No entanto, existem dezenas de milhares de relatos feitos por judeus sobre suas vivências nos campos de extermínio. Jorge Mautner, que nasceu no Brasil, deu um intrigante título ao seu livro autobiográfico O Filho do Holocausto.
É ou não para ter admiração e inveja?
Ao mesmo tempo, fico irritada com a crescente glorificação de Olga Benário e Luís Carlos Prestes, que aumentou após o livro de Fernando Morais e o filme de Jayme Monjardim. Ambos são muito bons. Porém, uma obra com qualidade estética considerável sobre Hitler ou Stalin não justifica o enaltecimento desses líderes.
Olga, judia alemã e filiada ao Partido Comunista, revolta-se contra o nazismo e a perseguição ao seu povo, foge para a Rússia e abraça o comunismo de Stalin. Mas ela ignora – o talvez apoie – a perseguição do dirigente soviético aos milhões de inimigos do povo. Prestes, que mora em Moscou desde 1931, é treinado com Olga para liderar uma revolução armada no Brasil.
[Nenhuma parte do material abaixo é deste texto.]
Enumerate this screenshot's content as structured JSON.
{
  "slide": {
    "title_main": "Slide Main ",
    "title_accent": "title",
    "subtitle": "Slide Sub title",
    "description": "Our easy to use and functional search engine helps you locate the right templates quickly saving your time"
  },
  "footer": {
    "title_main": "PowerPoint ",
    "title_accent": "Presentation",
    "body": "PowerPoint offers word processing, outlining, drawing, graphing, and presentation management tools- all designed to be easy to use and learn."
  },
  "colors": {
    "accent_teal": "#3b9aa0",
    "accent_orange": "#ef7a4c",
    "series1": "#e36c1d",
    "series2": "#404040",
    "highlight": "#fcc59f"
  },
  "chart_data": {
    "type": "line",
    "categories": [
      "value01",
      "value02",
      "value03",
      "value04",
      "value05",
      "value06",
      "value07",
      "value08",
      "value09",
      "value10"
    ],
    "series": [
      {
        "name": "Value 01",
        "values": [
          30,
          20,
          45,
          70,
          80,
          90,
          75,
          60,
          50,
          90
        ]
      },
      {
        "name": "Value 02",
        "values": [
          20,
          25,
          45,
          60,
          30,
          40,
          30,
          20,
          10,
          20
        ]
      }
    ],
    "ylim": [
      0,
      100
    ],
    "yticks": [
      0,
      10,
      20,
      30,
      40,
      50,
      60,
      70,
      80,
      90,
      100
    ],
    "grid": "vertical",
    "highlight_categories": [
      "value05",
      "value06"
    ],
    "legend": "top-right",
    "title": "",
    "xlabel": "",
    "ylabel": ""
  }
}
Não acredito que os dois estivessem alheios ao que acontecia na União Soviética. Posteriormente, devido à Cortina de Ferro e ao isolamento absoluto, foi possível esconder a existência do muro de Berlim. Entretanto, era quase inconcebível ignorar os milhões de mortos pelo Holodomor e pelos expurgos de Stalin, que era de conhecimento de toda a população soviética. O mesmo comunismo que Olga e Prestes queriam implantar no Brasil. Eles então chegam ao Brasil em 1934, fiéis ao lema “Os fins justificam os meios”. A tentativa fracassa e os dois são presos.
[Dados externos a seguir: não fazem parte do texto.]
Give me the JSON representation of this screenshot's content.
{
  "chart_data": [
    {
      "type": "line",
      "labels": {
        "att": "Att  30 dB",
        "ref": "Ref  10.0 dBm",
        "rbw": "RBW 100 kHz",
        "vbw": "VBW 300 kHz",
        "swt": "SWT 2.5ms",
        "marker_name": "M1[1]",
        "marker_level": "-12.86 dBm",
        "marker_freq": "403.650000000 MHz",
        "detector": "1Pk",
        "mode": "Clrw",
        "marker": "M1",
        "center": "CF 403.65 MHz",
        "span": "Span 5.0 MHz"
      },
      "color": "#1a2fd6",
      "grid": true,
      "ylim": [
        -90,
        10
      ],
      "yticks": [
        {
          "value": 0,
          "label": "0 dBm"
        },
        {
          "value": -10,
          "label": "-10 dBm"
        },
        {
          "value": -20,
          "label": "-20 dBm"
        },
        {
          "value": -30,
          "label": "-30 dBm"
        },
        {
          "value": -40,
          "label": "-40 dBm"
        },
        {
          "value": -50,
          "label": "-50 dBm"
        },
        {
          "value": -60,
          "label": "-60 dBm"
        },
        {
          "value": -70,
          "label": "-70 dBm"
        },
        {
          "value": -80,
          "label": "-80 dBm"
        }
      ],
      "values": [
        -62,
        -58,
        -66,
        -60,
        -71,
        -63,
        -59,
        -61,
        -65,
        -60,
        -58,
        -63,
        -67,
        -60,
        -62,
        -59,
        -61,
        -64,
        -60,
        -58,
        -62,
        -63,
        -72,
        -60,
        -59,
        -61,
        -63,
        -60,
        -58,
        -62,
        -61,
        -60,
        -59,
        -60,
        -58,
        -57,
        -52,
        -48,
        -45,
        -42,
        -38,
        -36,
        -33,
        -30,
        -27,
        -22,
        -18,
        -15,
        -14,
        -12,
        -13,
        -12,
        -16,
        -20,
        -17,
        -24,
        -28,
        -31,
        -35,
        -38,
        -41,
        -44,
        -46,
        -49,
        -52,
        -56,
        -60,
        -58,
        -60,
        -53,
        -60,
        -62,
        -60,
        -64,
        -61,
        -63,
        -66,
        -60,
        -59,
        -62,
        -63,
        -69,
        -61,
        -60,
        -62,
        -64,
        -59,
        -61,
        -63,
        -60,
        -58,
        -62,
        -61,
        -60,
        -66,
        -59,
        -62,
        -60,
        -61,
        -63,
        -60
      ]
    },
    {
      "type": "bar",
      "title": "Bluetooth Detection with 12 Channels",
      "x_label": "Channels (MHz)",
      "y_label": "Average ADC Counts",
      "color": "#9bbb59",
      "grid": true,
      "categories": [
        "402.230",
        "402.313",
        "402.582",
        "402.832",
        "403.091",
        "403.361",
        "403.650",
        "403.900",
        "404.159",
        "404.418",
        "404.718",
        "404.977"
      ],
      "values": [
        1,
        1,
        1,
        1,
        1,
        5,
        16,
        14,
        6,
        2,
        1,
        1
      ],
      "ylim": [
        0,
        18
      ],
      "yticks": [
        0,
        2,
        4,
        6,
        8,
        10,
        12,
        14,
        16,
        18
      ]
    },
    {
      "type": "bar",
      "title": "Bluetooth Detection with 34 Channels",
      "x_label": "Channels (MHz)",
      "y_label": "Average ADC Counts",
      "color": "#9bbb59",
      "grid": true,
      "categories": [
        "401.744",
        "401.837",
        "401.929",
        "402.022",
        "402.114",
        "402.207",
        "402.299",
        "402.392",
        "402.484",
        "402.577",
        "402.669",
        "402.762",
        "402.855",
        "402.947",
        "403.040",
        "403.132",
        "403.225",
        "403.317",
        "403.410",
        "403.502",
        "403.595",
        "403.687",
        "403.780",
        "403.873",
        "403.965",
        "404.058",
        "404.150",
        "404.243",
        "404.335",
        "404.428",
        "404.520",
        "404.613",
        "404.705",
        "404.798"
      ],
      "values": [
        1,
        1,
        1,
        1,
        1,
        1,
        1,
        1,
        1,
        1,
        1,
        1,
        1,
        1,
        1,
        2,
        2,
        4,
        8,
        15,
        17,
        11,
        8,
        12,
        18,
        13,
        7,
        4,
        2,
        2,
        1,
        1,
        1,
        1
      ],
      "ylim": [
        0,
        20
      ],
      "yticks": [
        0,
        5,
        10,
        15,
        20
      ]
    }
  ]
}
Porém, nada justifica a decisão da ditadura de Getúlio Vargas de entregar Olga, grávida, à morte nos campos de Hitler. Nada faz dela uma heroína tampouco. A glorificação do casal é bem diferente da de Anne Frank, judia alemã também morta num campo nazista. Seu diário foi traduzido para dezenas de línguas. A casa em Amsterdã, onde se escondeu com os parentes durante a guerra e na qual registrou suas anotações, virou merecidamente um museu.”